Still, he took the paper and put it in his pocket.
Weeks passed.
He kept touching the folded paper in his pocket, unfolding it, then putting it back again.
Finally, one evening after work, he stood in front of a worn apartment door in a damp hallway that smelled of cats.
He rang the bell.
The door opened immediately.
“My son!” the woman cried.
She stood there in a faded robe, messy hair, and socks. The smell of cabbage and dampness drifted out.
“Good evening,” Benedikt said, unable to say the word Mom. “I decided to hear you out. I want to understand. Why did you come?”
“I want nothing from you,” she said quietly. “I only wanted to talk… and ask for forgiveness. I don’t have much time left. My illness will take me soon. Perhaps it’s the punishment for my sins.”
Benedikt’s heart tightened with pity.
“Are you sick?”
“Yes. But that doesn’t matter now. Come in.”
Sitting in her tiny kitchen, he listened.
“I was in love back then,” she said through tears. “Completely mad with love. If Georg had told me to kill someone, I would have done it.”
Georg had demanded that she forget her past—including her son.
“He didn’t want another man’s child.”
She had obeyed.
They had a daughter together, Lotte. For years everything seemed perfect.
Then Georg died.
Debt was revealed. The house was sold. Everything collapsed.
“Lotte moved to Italy with her husband,” the woman said quietly. “She doesn’t need me. She’s ashamed of her poor mother.”
Silence filled the kitchen.
Finally Benedikt stood.
“I will try to forgive you,” he said slowly. “It’s difficult.
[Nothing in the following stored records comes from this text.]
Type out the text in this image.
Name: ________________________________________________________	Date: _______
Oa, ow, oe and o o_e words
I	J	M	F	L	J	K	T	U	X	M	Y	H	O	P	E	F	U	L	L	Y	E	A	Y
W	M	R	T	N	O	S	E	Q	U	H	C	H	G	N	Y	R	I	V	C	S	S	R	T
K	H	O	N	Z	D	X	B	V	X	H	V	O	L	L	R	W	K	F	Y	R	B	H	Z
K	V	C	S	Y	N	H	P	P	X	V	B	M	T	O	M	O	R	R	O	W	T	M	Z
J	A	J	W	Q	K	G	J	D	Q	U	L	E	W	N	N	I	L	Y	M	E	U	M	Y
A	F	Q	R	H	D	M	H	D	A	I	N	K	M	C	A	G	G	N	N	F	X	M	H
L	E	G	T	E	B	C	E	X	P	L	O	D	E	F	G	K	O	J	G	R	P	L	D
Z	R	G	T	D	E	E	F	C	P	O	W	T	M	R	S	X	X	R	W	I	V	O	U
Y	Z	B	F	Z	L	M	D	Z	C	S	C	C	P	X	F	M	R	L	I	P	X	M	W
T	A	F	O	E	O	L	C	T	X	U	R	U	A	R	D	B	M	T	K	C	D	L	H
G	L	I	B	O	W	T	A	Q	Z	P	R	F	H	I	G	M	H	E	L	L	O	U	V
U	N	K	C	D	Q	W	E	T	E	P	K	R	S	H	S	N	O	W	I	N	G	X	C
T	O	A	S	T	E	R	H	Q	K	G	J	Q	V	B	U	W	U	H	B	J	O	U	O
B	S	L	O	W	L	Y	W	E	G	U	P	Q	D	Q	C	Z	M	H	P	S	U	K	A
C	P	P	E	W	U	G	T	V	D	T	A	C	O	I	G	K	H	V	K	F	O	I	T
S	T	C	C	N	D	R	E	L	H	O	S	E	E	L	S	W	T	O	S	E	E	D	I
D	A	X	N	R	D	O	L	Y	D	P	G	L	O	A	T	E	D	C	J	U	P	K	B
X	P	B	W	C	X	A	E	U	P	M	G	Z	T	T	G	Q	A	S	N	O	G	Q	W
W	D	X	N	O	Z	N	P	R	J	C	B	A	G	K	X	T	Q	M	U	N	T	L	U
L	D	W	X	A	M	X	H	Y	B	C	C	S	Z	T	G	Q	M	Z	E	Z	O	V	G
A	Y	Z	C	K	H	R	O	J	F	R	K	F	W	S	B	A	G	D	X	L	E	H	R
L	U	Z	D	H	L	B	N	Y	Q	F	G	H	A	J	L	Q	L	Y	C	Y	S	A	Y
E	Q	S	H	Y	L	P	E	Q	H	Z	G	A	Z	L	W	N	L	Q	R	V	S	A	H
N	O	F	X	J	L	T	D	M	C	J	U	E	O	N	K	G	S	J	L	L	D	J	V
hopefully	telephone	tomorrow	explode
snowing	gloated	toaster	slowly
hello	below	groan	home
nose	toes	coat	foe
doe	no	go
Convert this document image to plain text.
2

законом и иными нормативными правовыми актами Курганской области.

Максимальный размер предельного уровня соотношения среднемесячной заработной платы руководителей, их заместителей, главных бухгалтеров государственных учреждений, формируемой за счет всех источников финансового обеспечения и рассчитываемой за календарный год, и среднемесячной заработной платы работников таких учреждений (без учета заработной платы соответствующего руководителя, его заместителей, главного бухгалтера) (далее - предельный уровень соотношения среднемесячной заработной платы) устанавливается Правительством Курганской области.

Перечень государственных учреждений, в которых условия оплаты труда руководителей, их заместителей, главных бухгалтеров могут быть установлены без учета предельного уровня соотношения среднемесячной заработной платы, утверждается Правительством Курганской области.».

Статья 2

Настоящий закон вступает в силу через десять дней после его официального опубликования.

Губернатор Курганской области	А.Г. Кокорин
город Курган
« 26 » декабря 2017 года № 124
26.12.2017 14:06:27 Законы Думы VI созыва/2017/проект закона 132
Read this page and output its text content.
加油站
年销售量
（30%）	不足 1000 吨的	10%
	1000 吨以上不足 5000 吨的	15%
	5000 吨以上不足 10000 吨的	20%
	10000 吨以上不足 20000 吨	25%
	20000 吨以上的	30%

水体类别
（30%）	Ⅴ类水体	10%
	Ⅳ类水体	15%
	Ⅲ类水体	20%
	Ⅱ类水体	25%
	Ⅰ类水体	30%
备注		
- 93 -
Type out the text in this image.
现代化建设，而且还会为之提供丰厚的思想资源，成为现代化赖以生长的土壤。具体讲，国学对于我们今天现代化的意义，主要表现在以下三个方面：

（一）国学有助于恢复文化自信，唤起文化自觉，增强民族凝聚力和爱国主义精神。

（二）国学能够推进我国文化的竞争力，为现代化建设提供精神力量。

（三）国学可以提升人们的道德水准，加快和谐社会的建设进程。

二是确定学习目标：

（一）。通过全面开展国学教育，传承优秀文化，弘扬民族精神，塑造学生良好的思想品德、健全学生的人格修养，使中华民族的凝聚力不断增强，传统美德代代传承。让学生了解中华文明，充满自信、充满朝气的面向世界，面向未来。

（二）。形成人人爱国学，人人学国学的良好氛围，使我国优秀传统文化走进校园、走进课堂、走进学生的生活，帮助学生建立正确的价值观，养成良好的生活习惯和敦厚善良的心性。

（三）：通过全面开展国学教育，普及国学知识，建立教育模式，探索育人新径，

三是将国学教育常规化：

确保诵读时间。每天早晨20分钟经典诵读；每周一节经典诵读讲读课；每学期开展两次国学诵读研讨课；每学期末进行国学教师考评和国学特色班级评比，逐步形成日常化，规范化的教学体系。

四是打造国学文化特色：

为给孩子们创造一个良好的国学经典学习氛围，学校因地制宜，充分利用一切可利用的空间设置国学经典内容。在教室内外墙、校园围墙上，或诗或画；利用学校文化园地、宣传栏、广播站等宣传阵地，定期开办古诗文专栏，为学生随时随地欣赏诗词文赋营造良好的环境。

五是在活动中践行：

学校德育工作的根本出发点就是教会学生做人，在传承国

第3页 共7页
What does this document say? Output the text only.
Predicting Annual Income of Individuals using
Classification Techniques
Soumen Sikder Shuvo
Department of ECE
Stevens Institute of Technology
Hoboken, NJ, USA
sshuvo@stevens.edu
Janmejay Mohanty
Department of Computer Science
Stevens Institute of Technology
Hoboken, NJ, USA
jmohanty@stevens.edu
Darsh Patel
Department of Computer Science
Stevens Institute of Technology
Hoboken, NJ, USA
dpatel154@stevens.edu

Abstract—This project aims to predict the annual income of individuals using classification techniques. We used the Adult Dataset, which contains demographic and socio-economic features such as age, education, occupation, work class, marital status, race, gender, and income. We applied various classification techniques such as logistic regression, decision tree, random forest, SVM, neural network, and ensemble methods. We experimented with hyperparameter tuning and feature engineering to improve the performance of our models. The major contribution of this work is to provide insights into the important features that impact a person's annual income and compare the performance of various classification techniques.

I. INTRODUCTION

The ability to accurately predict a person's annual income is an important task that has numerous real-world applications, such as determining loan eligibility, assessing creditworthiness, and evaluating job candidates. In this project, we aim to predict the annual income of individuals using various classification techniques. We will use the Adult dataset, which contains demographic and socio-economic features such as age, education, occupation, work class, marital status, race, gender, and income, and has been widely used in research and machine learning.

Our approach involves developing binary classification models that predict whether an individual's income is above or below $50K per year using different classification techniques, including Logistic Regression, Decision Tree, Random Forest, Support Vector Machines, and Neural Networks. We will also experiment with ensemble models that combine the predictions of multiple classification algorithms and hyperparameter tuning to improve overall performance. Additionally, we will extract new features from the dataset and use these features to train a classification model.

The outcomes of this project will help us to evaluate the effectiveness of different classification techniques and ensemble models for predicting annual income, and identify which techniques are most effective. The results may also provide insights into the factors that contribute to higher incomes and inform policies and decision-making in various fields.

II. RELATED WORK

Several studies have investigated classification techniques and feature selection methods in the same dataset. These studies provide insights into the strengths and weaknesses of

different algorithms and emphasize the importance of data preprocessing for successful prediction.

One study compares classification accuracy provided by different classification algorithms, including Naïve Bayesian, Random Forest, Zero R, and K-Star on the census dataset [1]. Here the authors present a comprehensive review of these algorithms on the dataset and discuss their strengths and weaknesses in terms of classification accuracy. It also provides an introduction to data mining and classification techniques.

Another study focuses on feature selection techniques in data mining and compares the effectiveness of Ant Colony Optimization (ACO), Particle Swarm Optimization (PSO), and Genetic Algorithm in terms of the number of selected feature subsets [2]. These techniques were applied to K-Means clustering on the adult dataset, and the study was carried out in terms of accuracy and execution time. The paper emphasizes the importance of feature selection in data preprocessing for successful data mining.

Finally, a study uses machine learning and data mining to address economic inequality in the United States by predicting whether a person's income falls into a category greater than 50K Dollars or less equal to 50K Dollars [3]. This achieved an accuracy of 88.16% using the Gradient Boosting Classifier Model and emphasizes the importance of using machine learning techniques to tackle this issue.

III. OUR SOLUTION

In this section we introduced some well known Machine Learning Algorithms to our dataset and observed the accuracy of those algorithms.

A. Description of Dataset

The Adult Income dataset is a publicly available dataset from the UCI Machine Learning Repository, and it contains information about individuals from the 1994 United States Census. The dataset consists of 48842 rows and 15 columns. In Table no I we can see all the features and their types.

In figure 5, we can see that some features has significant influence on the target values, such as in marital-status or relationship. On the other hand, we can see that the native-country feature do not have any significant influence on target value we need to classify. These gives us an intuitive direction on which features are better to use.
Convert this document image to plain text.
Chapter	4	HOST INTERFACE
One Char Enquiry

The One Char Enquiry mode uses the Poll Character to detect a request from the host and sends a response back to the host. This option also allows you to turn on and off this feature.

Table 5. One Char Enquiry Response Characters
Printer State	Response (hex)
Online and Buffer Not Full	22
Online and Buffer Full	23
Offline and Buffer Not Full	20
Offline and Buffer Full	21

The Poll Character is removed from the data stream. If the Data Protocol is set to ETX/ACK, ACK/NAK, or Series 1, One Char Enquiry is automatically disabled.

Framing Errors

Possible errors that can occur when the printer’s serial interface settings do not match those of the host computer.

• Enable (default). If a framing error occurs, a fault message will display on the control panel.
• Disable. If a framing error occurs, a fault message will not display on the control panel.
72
But I will try.”
When he returned home, Marianne met him at the door.
“Where have you been so long?”
“I visited her,” he said quietly.
“You went to your mother?”
“Yes,” he nodded. “I feel pity.”
Marianne hugged him tightly.
“You’re a good man, Benni. I knew you wouldn’t abandon her.”
“I’ve forgiven her,” he said slowly. “But I still can’t call her Mom.”
“Forgiveness is strength,” Marianne whispered. “And you are strong.”